The trouble is that she’s as high-minded and rigid as Eliot, and incapable of that kind of abandon herself. It’s “too much to ask her to be passionate” (regarding her career, she claims, but really about everything). Her feelings for Sam are “tepid, barely beyond simple fondness”. She wants “a transcendent physical experience and not think about her life for a second”. But, for years, Sam refuses while Cora pines. She imagines a parallel reality running concurrent to her actual existence, where in place of chores and errands, she has passion, luxury, and her imagined lover. When her fictional romance fizzles, her mind conjures “a Gallic character called Baptiste” who teams up with Sam in assisting her from the tub, “nothing for her to do, no tasks, no requirements, other than to be revered like someone’s teenage wife, tragically lost to illness”.

A Disappointing Conclusion and Deeper Themes

When they finally do give in to temptation, the sex is sad, without much play or complicity. It isn’t the sepia-toned romance she fantasized about for 10 years. Cora puts on an alluring gown and Sam “performs oral sex with grim determination within their rented space” before dinner. The reader senses that Cora wants to inhabit a certain type of literary world, where sex is sordid and confusing, where imbalances of control exist, and characters act out, and nobody keeps score.

Throughout the novel the core issue for Cora: she possesses a sharp tongue, but so little joy. Of Sam’s erotic photo, Cora critiques, “he has clenched his abs and made sure he was hard, but has not cleared the frame of Crocs”. Since the event that diminished their pleasure was having children, readers may fret about the impact these flawed adults have on their kids. As her daughter inquires about sex, the parents stumble. They start with babies then acknowledge that sex isn’t always about babies. Eliot mentions a penis then concedes that one isn’t required. Finally, he lands on, “you know genitals?”
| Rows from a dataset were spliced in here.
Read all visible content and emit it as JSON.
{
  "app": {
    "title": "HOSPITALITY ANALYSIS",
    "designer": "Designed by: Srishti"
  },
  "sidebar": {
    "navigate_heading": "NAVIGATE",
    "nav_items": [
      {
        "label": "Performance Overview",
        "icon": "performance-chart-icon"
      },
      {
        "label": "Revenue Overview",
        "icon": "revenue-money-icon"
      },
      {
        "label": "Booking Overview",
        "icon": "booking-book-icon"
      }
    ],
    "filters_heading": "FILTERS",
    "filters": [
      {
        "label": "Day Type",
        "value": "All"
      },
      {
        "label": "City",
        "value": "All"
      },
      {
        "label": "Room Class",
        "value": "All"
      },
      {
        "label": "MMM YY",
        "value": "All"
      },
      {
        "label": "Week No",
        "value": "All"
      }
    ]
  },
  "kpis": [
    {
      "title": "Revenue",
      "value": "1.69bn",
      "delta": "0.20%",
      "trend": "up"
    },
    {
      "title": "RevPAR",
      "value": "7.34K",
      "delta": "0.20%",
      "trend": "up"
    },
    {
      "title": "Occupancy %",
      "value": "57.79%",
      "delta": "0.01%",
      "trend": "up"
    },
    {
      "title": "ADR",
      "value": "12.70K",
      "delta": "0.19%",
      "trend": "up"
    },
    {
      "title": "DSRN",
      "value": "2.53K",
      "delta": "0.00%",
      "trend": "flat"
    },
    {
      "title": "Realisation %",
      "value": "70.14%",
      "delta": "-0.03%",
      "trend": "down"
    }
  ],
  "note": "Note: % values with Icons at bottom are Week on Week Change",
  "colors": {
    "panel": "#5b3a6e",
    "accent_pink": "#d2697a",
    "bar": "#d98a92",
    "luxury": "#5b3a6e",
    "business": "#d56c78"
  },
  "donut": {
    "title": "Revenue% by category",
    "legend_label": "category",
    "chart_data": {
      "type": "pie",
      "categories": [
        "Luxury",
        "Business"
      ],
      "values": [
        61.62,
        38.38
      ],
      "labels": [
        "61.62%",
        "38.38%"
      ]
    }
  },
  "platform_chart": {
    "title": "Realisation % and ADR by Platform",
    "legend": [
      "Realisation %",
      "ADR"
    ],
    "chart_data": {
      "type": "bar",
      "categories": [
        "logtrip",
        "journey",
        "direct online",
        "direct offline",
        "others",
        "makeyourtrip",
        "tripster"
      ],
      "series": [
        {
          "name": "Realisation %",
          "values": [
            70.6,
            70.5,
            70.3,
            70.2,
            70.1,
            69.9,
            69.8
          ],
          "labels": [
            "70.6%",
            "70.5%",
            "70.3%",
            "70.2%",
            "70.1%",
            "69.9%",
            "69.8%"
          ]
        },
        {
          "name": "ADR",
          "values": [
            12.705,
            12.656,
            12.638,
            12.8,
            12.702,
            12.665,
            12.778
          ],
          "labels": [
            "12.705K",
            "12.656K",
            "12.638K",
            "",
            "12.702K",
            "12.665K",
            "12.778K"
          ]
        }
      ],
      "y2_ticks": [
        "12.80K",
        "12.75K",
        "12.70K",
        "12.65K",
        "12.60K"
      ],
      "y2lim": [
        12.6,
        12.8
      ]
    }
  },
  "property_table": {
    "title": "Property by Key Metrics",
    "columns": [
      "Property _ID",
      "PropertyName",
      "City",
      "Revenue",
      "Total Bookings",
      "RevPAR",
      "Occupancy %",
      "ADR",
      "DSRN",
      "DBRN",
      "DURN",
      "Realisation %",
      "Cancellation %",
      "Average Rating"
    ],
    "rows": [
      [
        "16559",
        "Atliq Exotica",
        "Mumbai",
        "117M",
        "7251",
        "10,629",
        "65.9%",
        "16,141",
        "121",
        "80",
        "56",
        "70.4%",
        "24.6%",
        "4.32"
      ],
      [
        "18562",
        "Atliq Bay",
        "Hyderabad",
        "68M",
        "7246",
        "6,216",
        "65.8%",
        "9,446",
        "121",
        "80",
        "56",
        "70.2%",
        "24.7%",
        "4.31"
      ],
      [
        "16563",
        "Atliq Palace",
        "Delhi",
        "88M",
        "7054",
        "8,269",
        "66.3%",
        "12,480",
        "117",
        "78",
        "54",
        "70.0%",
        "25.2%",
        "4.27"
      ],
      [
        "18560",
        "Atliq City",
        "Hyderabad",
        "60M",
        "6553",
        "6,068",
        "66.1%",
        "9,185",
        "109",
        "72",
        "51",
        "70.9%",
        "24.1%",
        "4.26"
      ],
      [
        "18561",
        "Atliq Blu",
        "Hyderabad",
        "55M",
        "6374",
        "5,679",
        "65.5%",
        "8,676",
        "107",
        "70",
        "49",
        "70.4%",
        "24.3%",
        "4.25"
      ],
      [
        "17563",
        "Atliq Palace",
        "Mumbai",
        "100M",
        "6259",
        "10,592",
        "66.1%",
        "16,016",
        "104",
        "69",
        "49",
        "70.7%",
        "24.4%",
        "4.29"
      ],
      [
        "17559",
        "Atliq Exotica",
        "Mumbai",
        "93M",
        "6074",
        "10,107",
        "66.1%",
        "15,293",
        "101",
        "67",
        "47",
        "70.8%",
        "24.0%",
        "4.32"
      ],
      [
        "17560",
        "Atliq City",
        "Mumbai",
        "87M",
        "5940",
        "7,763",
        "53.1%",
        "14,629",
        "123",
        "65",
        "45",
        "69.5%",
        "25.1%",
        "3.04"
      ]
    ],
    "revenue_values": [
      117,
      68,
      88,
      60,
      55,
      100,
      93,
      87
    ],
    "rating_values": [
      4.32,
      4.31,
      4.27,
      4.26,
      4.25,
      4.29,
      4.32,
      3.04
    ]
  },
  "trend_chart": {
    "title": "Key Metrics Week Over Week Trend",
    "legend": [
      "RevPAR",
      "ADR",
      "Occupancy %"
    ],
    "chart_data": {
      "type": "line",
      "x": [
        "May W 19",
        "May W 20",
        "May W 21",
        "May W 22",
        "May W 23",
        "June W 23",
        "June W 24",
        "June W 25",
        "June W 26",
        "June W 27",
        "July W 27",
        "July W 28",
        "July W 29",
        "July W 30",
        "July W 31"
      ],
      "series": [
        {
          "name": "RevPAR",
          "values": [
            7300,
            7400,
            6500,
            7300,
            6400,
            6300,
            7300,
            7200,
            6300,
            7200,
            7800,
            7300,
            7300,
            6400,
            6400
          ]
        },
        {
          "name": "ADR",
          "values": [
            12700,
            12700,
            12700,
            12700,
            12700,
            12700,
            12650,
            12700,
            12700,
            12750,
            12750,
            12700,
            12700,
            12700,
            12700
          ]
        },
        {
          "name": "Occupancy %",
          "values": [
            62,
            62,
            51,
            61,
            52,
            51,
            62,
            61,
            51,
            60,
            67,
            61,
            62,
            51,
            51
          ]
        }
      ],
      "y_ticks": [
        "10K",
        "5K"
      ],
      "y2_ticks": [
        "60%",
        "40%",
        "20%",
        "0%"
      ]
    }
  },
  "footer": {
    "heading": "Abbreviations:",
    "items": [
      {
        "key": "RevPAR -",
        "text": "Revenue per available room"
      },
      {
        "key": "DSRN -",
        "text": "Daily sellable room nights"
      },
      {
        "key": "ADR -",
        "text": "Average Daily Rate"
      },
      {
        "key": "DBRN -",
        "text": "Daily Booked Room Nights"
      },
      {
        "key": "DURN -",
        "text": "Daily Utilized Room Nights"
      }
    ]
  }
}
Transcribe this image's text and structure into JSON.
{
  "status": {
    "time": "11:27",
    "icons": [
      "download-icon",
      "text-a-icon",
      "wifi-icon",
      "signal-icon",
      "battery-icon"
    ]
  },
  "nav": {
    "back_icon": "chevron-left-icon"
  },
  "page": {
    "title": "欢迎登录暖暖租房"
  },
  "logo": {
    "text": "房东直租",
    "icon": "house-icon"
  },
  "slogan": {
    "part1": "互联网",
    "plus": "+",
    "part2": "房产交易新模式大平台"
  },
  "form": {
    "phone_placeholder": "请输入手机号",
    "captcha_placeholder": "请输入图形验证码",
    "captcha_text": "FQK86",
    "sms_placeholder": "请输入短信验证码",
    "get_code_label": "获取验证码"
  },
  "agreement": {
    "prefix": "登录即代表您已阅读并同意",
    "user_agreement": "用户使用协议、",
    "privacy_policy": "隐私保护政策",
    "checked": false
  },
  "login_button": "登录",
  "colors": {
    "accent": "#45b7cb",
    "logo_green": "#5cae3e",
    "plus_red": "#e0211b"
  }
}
Beneath the story flows a quiet theme of familiar middle-age questions: do our lives have meaning? Where do we go after death? These themes are more directly explored in Cora's internal dialogues. Reading these exchanges, the reader may ponder what moral Cora and her cynical lot would take from their disappointing dramas. Would Cora grow more open to life’s flawed pleasures, its sentimental delights? When Eliot asks about her affair during an audio program on bondage, Cora thinks “every serious exchange is undermined by its particulars”. Others could argue it's enriched. But that’s not Cora, and the author refuses to grant her character false epiphanies, or force growth beyond her capacity.

A Final Appraisal

This is a razor-sharp, hilarious, finely observed novel, crafted with such withering exactitude. It is profoundly self-aware, economical yet rich with implication: a portrait of an anxious, loin-girding generation entering midlife, chronically embarrassed, simultaneously terrified of and hungry for intense experience. Or maybe that’s just the New Yorkers. Let’s say it is.

Tiffany Delgado
Tiffany Delgado

Lena is a savvy shopper and deal expert who loves sharing money-saving strategies and bonus tips from her global travels.